Jadi di sini, kami memberikan pengarahan kepada siswa baru, agar tidak mengulangi perbutan yang melanggar aturan tersebut,”paparnya.
Pihak sekolah juga melarang siswa baru dan siswa yang tidak memiliki Surat Izin Mengemudi (SIM) atau tidak memenuhi syarat dalam ketentuan umur, untuk tidak membawa kendaraan.

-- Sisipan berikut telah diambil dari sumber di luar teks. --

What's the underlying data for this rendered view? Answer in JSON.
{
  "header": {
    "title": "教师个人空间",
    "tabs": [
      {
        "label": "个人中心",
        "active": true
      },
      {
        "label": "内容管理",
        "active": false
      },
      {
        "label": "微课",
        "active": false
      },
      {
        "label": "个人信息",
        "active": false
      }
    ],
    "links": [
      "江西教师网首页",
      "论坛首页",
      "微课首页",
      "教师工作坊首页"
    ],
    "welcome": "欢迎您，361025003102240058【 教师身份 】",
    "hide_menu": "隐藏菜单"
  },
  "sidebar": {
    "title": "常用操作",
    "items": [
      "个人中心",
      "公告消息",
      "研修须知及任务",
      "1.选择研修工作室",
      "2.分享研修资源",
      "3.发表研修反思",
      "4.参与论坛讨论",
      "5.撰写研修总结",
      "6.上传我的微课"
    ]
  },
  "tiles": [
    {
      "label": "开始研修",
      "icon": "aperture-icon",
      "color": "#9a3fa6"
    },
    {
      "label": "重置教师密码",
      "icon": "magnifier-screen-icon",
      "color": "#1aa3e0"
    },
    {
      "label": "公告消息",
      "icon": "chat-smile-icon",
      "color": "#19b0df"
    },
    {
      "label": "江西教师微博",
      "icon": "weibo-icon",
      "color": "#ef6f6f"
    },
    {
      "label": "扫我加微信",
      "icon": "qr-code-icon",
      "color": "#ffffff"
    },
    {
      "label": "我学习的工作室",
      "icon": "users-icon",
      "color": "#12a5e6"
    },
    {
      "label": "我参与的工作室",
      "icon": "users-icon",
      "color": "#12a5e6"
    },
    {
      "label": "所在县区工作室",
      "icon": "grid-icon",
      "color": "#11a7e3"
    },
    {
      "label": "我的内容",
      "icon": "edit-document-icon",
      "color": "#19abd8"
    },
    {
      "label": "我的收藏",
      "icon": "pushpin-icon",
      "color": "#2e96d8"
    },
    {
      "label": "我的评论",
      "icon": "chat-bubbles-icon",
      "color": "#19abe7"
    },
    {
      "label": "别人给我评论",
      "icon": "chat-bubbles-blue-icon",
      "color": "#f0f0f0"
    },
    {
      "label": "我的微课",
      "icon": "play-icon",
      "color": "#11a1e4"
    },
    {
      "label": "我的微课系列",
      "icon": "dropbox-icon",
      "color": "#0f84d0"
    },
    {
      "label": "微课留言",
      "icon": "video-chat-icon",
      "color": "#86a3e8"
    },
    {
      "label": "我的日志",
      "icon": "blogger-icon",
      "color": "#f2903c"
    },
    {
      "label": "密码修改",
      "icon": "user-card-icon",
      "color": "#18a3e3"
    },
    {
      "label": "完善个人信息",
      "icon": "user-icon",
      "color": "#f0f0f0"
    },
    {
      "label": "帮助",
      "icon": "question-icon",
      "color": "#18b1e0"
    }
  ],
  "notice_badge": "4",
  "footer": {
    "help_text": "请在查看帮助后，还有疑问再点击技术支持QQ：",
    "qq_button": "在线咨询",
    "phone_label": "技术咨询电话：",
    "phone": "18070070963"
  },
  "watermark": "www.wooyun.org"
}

Dodo-sapaan akrab Slamet Widodo- menambahkan, terkadang ada juga orang tua murid yang memaksa agar anaknya membawa kendaraan bermotor, dengan alasan karena rumahnya jauh dan menghemat uang saku si anak.
“Dengan adanya hal itu saya tetap bersikap tegas, serta memberikan kebijakan terhadap siswa tersebut,”tuturnya.